Sakahara is believed to be only the second person to be granted a posthumous trial in post-war Japan.
The first time this happened was in 1985, when, six years after her death, Shigeko Fuji was acquitted of her husband’s murder. She spent 27 years in prison for a crime that evidence ultimately suggested was committed by an intruder.
Two years ago, another man, , was acquitted after spending more than 46 years on death row for a murder that, according to his lawyer, he was forced to confess.
Long-awaited renovations
Part of the problem in Japan is the lack of legal representation for those brought in for questioning for an alleged crime.
Japan has not made access to lawyers during interrogations an absolute right, despite being a member of the Group of Seven (G7) – an intergovernmental forum with the US and other Western allies that frequently draws attention to the importance of human rights and the rule of law. These failures have been criticized by the United Nations Human Rights Committee.
The Japanese legal system has also been criticized for giving too much power to prosecutors. According to the proposed amendment, they will only be able to appeal a new trial decision if there are “sufficient reasons”.
The country’s Ministry of Justice opposed the changes, claiming that limiting the scope of appeals could “compromise institutional safeguards that ensure careful and fair judicial decisions.” There is also “a significant risk that this will fundamentally alter the nature of interrogations — which play a crucial role in gathering evidence — and substantially compromise their effectiveness,” the spokesperson added.

Some experts in criminal law, however, say that this reform should have been done a long time ago.
Law professor Tomonobu Ishida, from Meiji University in Tokyo, considers that delays in the fight for justice by unjustly convicted individuals constitute “one of the most serious problems in the Japanese criminal justice system”. “In some retrial cases, decades passed before wrongful convictions were corrected. During that time, defendants and their families often suffer irreparable physical, psychological and social harm,” he explains.

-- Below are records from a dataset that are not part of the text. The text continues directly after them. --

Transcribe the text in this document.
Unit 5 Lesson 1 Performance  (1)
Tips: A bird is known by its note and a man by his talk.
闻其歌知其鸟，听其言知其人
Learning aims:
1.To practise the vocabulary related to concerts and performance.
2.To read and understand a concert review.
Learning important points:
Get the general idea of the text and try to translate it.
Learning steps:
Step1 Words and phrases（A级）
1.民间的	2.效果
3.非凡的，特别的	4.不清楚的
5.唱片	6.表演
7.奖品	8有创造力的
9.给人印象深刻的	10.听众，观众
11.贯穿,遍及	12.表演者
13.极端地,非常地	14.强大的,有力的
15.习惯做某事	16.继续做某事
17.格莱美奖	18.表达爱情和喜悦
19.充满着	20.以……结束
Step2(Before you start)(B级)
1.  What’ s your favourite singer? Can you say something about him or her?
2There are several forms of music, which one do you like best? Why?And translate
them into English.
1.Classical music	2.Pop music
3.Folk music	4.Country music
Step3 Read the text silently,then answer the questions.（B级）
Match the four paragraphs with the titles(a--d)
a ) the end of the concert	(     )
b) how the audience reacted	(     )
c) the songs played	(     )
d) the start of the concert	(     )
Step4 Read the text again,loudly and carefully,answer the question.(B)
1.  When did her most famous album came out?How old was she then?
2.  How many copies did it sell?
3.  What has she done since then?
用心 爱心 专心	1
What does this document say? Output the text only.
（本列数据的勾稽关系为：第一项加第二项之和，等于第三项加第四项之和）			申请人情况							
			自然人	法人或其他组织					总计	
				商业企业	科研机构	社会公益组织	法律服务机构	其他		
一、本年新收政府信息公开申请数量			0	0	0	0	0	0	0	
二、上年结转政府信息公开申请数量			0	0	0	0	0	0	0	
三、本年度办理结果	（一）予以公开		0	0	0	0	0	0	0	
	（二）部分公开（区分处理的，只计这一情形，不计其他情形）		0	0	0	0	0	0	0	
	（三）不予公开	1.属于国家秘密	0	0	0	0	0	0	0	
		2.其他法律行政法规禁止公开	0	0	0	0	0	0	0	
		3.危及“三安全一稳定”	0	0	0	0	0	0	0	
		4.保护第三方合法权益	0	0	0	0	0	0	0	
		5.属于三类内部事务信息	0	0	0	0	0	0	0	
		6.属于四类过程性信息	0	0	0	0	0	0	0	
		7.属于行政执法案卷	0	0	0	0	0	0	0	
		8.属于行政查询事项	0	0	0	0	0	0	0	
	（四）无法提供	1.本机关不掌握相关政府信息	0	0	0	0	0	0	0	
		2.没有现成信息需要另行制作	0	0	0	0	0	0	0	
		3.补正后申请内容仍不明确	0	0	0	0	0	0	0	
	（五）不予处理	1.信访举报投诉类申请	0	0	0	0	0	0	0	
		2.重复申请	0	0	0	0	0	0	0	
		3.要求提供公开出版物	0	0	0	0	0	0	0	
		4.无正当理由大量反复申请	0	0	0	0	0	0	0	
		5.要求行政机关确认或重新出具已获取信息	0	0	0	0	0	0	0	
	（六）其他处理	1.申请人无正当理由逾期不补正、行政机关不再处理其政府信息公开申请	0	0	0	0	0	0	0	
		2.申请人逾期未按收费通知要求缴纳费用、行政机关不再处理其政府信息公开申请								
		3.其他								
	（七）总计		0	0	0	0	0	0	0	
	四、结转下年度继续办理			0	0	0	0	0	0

Professor Koji Tabuchi, a criminal law expert at Kyushu University in Fukuoka, says it is time for prosecutors to abandon the zero-sum mentality when an individual’s freedom is at stake. “When judges declare a defendant innocent in Japan, prosecutors think, ‘We lost.’ But do they have to think that way?” he asks.
Those awaiting justice in prison are not getting any younger either, points out another Japanese criminal law expert. “Many of the defendants who request a new trial are very old and, in fact, have no time left,” warns Kana Sasakura, a law professor at Konan University in the western city of Kobe.
Sakahara lawyer Ryota Ishigawa, who has fought for a new trial for 20 years, feels the decision to grant a new trial came too late. “As a defense team, we are deeply disappointed. There is a fundamental injustice in the system as a whole. We are frustrated that we cannot celebrate with the defendant,” he says.
For Koji, change comes too late — years of fighting for justice for his father have left him burdened with guilt and regret.
“If the new trial had been granted while he was alive, he would still be here,” he says. “I sincerely hope that Japan harmonizes its legal system with that of other countries as soon as possible, so that no more victims of wrongful convictions will suffer.”